Judo Classes in Winter Garden
VI Levels is a MMA & Fitness Center Located in Winter Garden, Florida. We offer several on-going programs with multiple weekly classes for Kids starting at the age of 3. Choose from 3 of our on-going programs, for kids 3-5 years old we have Mighty Mites, our most popular program Youth is for Kids typically between 5-9 and our Teen program which the youngest can be about 10 years old. We don't focus so much on age but more skill.
We also have our Adult Program with Weekly classes and our Women's Self Defense Program. Along with our on-going programs you have a variety of Semi-Private and Private Programs to choose from. These programs are tailored to your needs and taught by one of our World Class or Celeberty Trainers.
About Judo Classes in Winter Garden
Judo, the gentle way, is a Japanese martial arts style characterized by unarmed combat created in 1882 by Jigoro Kano, aka, “the father of Judo.” Judo is a very eclectic martial art that stems mostly from Tenjin Shinyo-ryu jujutsu and Kitō-ryu jujutsu with an emphasis on randori (free sparring) versus kata (choreographed sequence of movements, or form).
Judo rose in popularity thanks to its performance, which established dominance over the already established jujutsu schools competing in tournaments hosted by the Tokyo Metropolitan Police Department.
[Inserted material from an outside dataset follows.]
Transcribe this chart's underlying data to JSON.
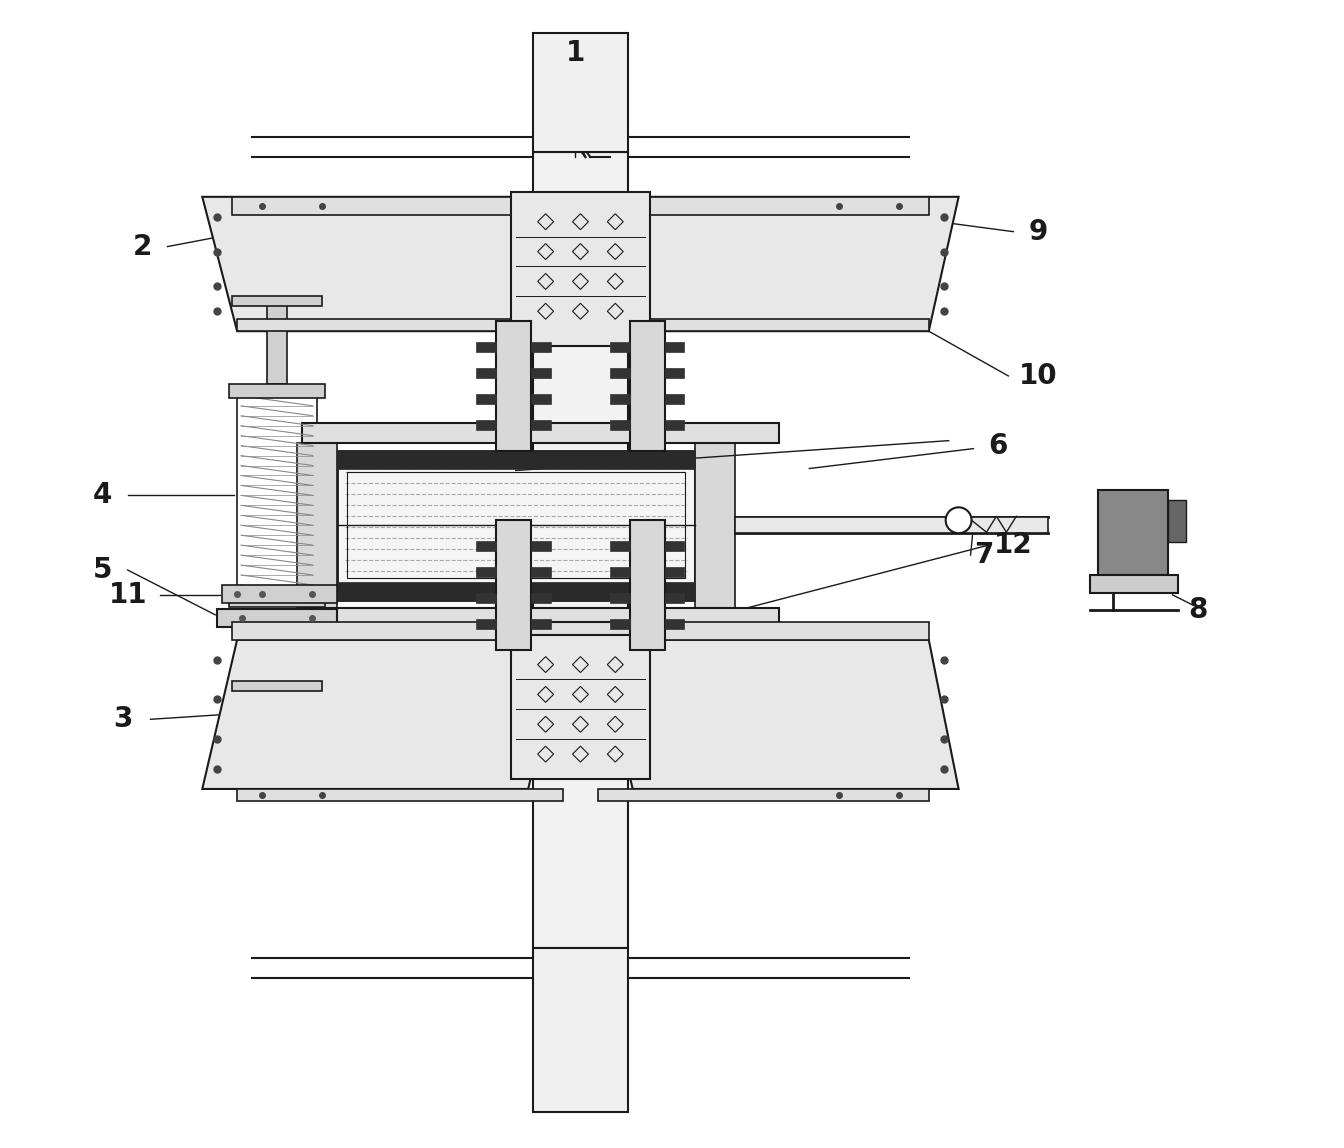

Because of this, the department adopted the martial art as its primary form of combat and self-defense training.
Jujustu (now often referred to as Jiu-Jitsu) is an umbrella term for the family of Japanese martial arts styles for close combat that can be used in defense or an offensive manner to subdue or even kill armed or unarmed attackers. For a while, Judo was referred to as Kano Jujutsu or Kano Ryu to help differentiate it from the rest of the Jujutsu schools at the time.
Judo practitioners are referred to as judokas and the uniforms they wear are called judogi, which include a belt used to denote kyū (student) and dan (master) ranks. The colored belt system to demonstrate a practitioner’s ranking was also developed by Jigoro Kano and has been used throughout most forms of martials arts since. Judo is also practiced in a dōjō, which is traditionally a place for immersive learning and meditation.
In competitive Judo, the objective is to throw your opponent, immobilize them by pinning them to the ground or force them to submit by means of a joint lock or choke. Strikes are also utilized as are weapons. However, weapons are only involved in pre-arranged katas. Judo practitioners don’t typically train with weapons and they’re illegal in both competition and free practice.
Judo’s philosophy revolves around two main principles: Seiryoku-Zento (the maximum and efficient use of energy) and Jita-Kyoei (mutual welfare and benefit). Judo’s philosophy and subsequent method of teaching later became the model for many other modern Japanese martial arts that also developed based on the teachings of koryū (traditional martial arts schools). Judo also influenced a number of other martial arts around the world including Krav Maga, sambo, Brazilian jiu-jitsu, hapkido, and ARB (Russian army hand-to-hand combat), among other close-combat forms such as shoot wrestling, close-quarters combat (CQC), MMA, and submission wrestling.
Judo has one international governing body known as the International Judo Federation (IJF), and practitioners from all over the world can compete in the IJF professional circuit. It also made its way into the Olympic Games in 1964 in Tokyo, and while it was not included in the Olympic Games of 1968 in Mexico City, it returned for the 1972 Games in Munich for good.